In their exploration of masculinity, the siblings agreed that men had a way to menace others with threats of violence in a way that women generally can’t.
“My experience when I was a young woman, and still to an extent now, was marked by an approach-withdrawal relationship with men. Where I…still found guys appealing and attractive and I wanted to date and explore that. But there was also a very real and, for me, extremely conscious fear that went along with that,” Goldwater-Adler said.
Daniel saw some of that ability to be menacing in himself, at least in part because of the cultural context of masculinity.
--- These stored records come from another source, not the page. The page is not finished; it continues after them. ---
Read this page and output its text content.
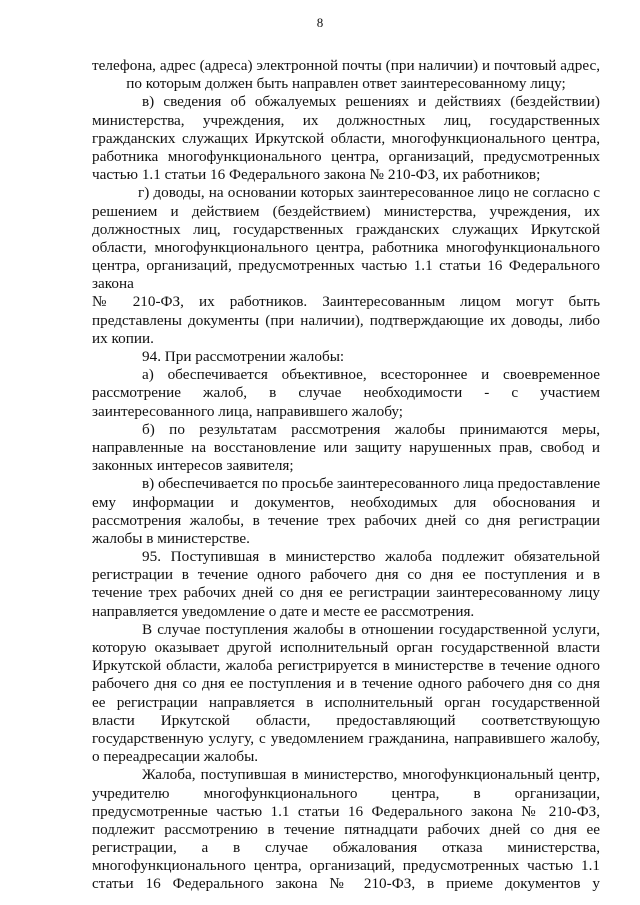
8
телефона, адрес (адреса) электронной почты (при наличии) и почтовый адрес,
по которым должен быть направлен ответ заинтересованному лицу;
в) сведения об обжалуемых решениях и действиях (бездействии)
министерства, учреждения, их должностных лиц, государственных
гражданских служащих Иркутской области, многофункционального центра,
работника многофункционального центра, организаций, предусмотренных
частью 1.1 статьи 16 Федерального закона № 210-ФЗ, их работников;
г) доводы, на основании которых заинтересованное лицо не согласно с
решением и действием (бездействием) министерства, учреждения, их
должностных лиц, государственных гражданских служащих Иркутской
области, многофункционального центра, работника многофункционального
центра, организаций, предусмотренных частью 1.1 статьи 16 Федерального
закона
№ 210-ФЗ, их работников. Заинтересованным лицом могут быть
представлены документы (при наличии), подтверждающие их доводы, либо
их копии.
94. При рассмотрении жалобы:
а) обеспечивается объективное, всестороннее и своевременное
рассмотрение жалоб, в случае необходимости - с участием
заинтересованного лица, направившего жалобу;
б) по результатам рассмотрения жалобы принимаются меры,
направленные на восстановление или защиту нарушенных прав, свобод и
законных интересов заявителя;
в) обеспечивается по просьбе заинтересованного лица предоставление
ему информации и документов, необходимых для обоснования и
рассмотрения жалобы, в течение трех рабочих дней со дня регистрации
жалобы в министерстве.
95. Поступившая в министерство жалоба подлежит обязательной
регистрации в течение одного рабочего дня со дня ее поступления и в
течение трех рабочих дней со дня ее регистрации заинтересованному лицу
направляется уведомление о дате и месте ее рассмотрения.
В случае поступления жалобы в отношении государственной услуги,
которую оказывает другой исполнительный орган государственной власти
Иркутской области, жалоба регистрируется в министерстве в течение одного
рабочего дня со дня ее поступления и в течение одного рабочего дня со дня
ее регистрации направляется в исполнительный орган государственной
власти Иркутской области, предоставляющий соответствующую
государственную услугу, с уведомлением гражданина, направившего жалобу,
о переадресации жалобы.
Жалоба, поступившая в министерство, многофункциональный центр,
учредителю многофункционального центра, в организации,
предусмотренные частью 1.1 статьи 16 Федерального закона № 210-ФЗ,
подлежит рассмотрению в течение пятнадцати рабочих дней со дня ее
регистрации, а в случае обжалования отказа министерства,
многофункционального центра, организаций, предусмотренных частью 1.1
статьи 16 Федерального закона № 210-ФЗ, в приеме документов у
“If I had to define what I think makes a man, it’s to be aware of that potential in every man—And I’m only speaking for myself, I can’t speak for all men,” Daniel Goldwater said. “That within me, at any time I’m biologically and culturally positioned to engage in a lot of physical violence or abuse of other people. Often women. And to be aware of that, and to do what I can to rein it in.”
• Samantha Goldwater-Adler: The Weaponized Loser, by Stephen T. Asma — “I find it really has a very interesting exploration of how frustrated male desire, and frustrated male achievement, kind of feed into a lot of aggression and violence,” Goldwater-Adler said. The way the theory is presented is quite compelling, she said, and very much worth a read.
• Daniel Goldwater: In the Company of Men — “What I love about this film, and why I think it’s important for people to see, it’s something we didn’t really talk about in this podcast, is the one-upmanship that goes on between men when women are not around,” Goldwater said. The film follows two men in a corporate setting who keep raising the stakes by playing vicious pranks on their female co-workers. He said the film is worth watching to see how some aspects of male bonding can turn ugly.
Anne-France Goldwater will return to the podcast later this summer, after a period of reflection on whether she wants to enter politics.